Ideally, treatment of high BP in the MS should be based on lifestyle changes, diet and physical exercise, which allows for weight reduction and improves muscular blood flow. Concerning antihypertensive drugs, whether or not a particular antihypertensive agent is superior to others has not been tested in trials including subjects specifically with the MS. A large body of information, however, is available from both long-term antihypertensive trials with major outcomes as well as from a myriad of shorter studies. After changes in lifestyle are introduced, the drugs to be used should be those which may induce reduction of insulin resistance and consequent changes in the lipid profile and in glucose levels. Therefore, angiotensin-converting enzyme inhibitors (ACEi), angiotensin II-AT1 receptor blockers (ARAII) or even calcium channel blockers are preferable over diuretics and b-blockers in monotherapy, if no compelling indications are present for their use.
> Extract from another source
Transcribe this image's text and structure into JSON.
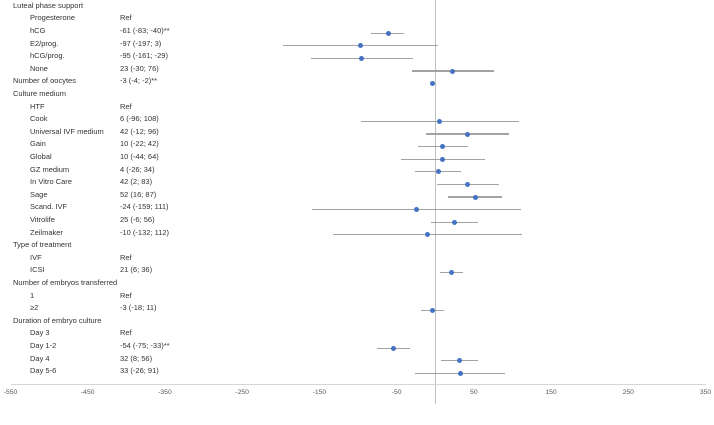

If a combination of drugs is required, low-range doses of diuretics can be used. A combination of thiazidic diuretics and b-blockers should be avoided (Table II).
Conclusions
The metabolic syndrome is a highly prevalent condition currently considered to be a cluster of metabolic and cardiovascular risk factors including blood pressure elevation. A higher risk to progress in MS subjects with high-normal blood pressure has been observed and, when hypertension is established, seems to be what confers a higher cardiovascular risk on top of the risk induced by blood pressure elevation. Therefore, assessment of MS components can result in a clinical utility strategy to manage hypertension based on individual risk. Development of hypertension is commonly associated with both obesity and IR. The main mechanisms include overactivity of the sympathetic and the reninangiotensin system, abnormal renal sodium handling, and endothelial dysfunction. The objectives of MS treatment in the hypertensive patient are both to reduce the high cardiovascular and renal risk associated with the individual components of MS, and to reduce the risk of developing type-2 diabetes. Diet and regular physical exercise should be strongly recommended. The first choice among antihy-pertensive drugs should be those which may induce reduction of insulin resistance and the consequent changes in lipid profile and glucose levels. Beside close blood pressure control, LDL cholesterol and glucose levels should be targeted to be reduced as much as possible. Drugs improving insulin resistance may contribute to controlling components of the MS, although further knowledge on cardiovascular and renal morbidity and mortality needs to be obtained from current ongoing studies.